Young athletes commonly have bone marrow edema in lower spine, study shows

New research indicates that young recreational and elite athletes commonly accumulate excess fluid in the bone marrow around the joint that connects the spine with the pelvis. The Arthritis & Rheumatology findings may help define what amount of fluid detected on imaging tests may be considered 'background noise' in physically active healthy individuals compared with patients who have axial spondyloarthropathy (axial Spa), an inflammatory disease with low back pain as its main symptom.

The research was conducted to improve the diagnosis of axial Spa, which most commonly affects people in their teens and 20s, especially young men. Bone marrow edema, or the accumulation of excess fluid in bone marrow, in the sacroiliac joint is an inflammatory process thought to play a major role in the disease.
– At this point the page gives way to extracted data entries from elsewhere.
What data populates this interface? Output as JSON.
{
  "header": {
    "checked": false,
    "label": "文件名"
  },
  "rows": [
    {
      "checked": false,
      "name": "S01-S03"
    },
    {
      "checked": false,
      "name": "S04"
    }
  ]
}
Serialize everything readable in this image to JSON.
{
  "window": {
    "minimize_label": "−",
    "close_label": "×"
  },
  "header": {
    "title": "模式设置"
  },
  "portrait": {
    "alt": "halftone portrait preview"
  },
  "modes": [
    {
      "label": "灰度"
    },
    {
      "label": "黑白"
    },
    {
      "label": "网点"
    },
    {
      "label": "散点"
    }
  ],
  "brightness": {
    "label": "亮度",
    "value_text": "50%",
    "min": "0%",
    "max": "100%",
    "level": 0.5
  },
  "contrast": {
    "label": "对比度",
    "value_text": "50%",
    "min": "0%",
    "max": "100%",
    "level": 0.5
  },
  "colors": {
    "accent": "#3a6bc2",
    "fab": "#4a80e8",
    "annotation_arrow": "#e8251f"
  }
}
Magnetic resonance imaging (MRI) can detect bone marrow edema and structural changes in the sacroiliac joint when patients begin to experience pain, but there is ongoing debate about what constitutes a positive MRI for the diagnosis of axial SpA early in the course of the disease.
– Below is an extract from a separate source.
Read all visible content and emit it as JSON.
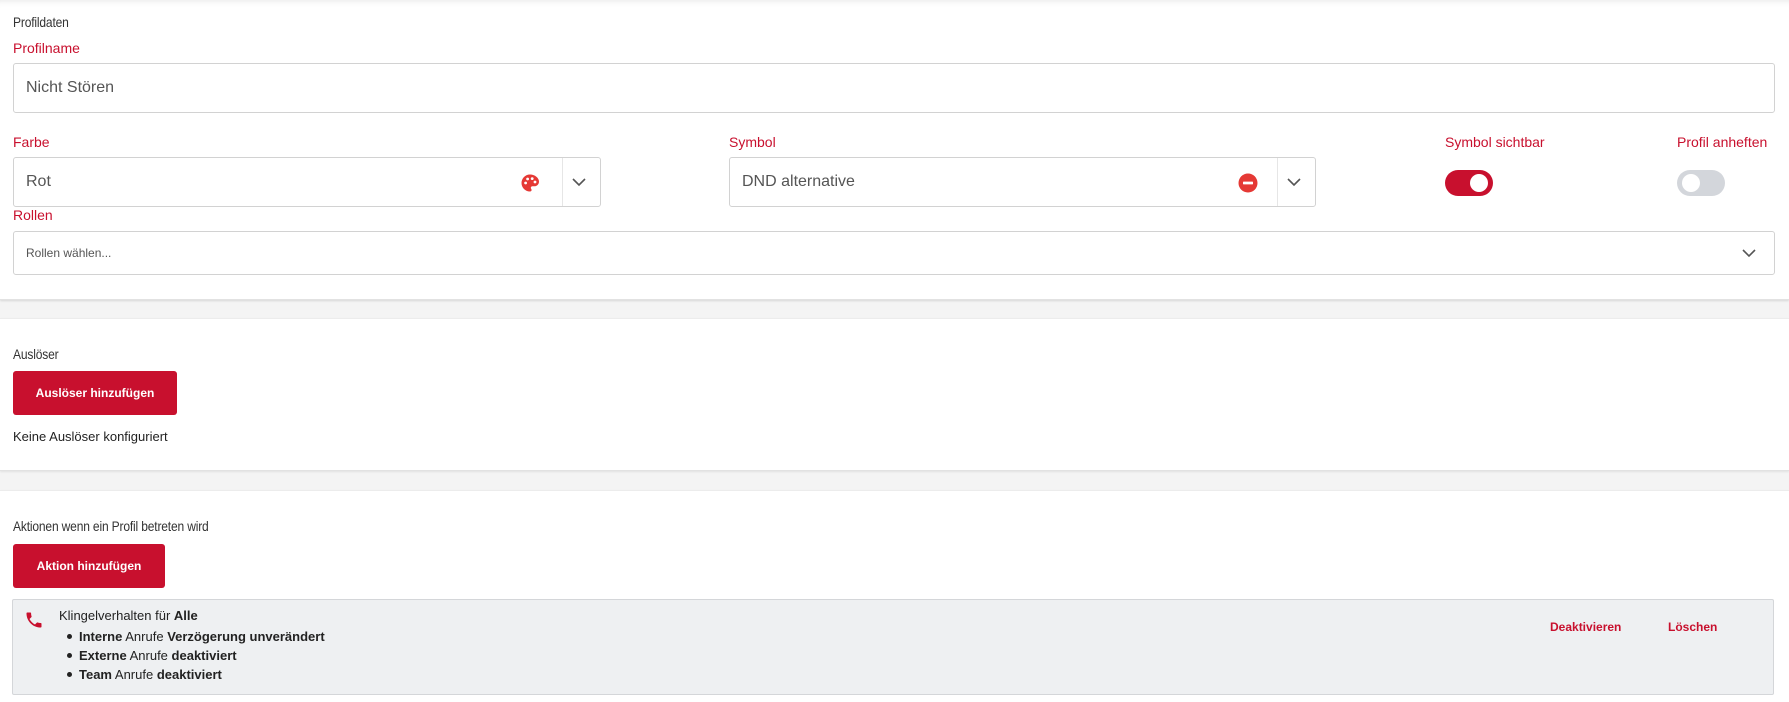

To provide some clarity, Ulrich Weber, MD, a researcher at King Christian 10th Hospital for Rheumatic Diseases in Gråsten, Denmark and his colleagues conducted a study of 20 recreational runners and 22 professional ice hockey players to determine the frequency of bone marrow edema and its distribution across eight regions of the sacroiliac joint. The runners received MRI scans of their sacroiliac joints before and 24 hours after a 6.2-km competitive run, and the hockey players received scans at the end of their competitive season.

The average number of sacroiliac joint quadrants showing bone marrow edema in the healthy runners was 3.1 before and after running, and 3.6 in the hockey players. The posterior lower ilium was the most affected region, followed by the anterior upper sacrum.

"Our study in individuals experiencing a broad span of mechanical strain intensity to the axial skeleton contributes several issues to refine a definition of about what constitutes a positive lesion signature on sacroiliac joint MRI," said Dr. Weber. "Limited specificity of sacroiliac joint bone marrow edema is highlighted by the study finding that one out of three healthy athletes would meet the currently most widely applied classification criteria for SpA based solely on bone marrow edema. This has impacts concerning where to set the threshold for between normal variation and disease." Dr. Weber noted that the finding that edema occurs in two anatomical regions of the sacroiliac joint in healthy individuals is also noteworthy. "The presence of solely low-grade bone marrow edema, particularly if clustered in the posterior lower ilium or anterior upper sacrum, may not be sufficient to confirm axial SpA," he said. The study did not reveal any relevant structural changes in the sacroiliac joints of healthy individuals, despite high mechanical axial strain from their sport. Therefore, structural changes such as erosion may be key for discriminating disease from normal variations.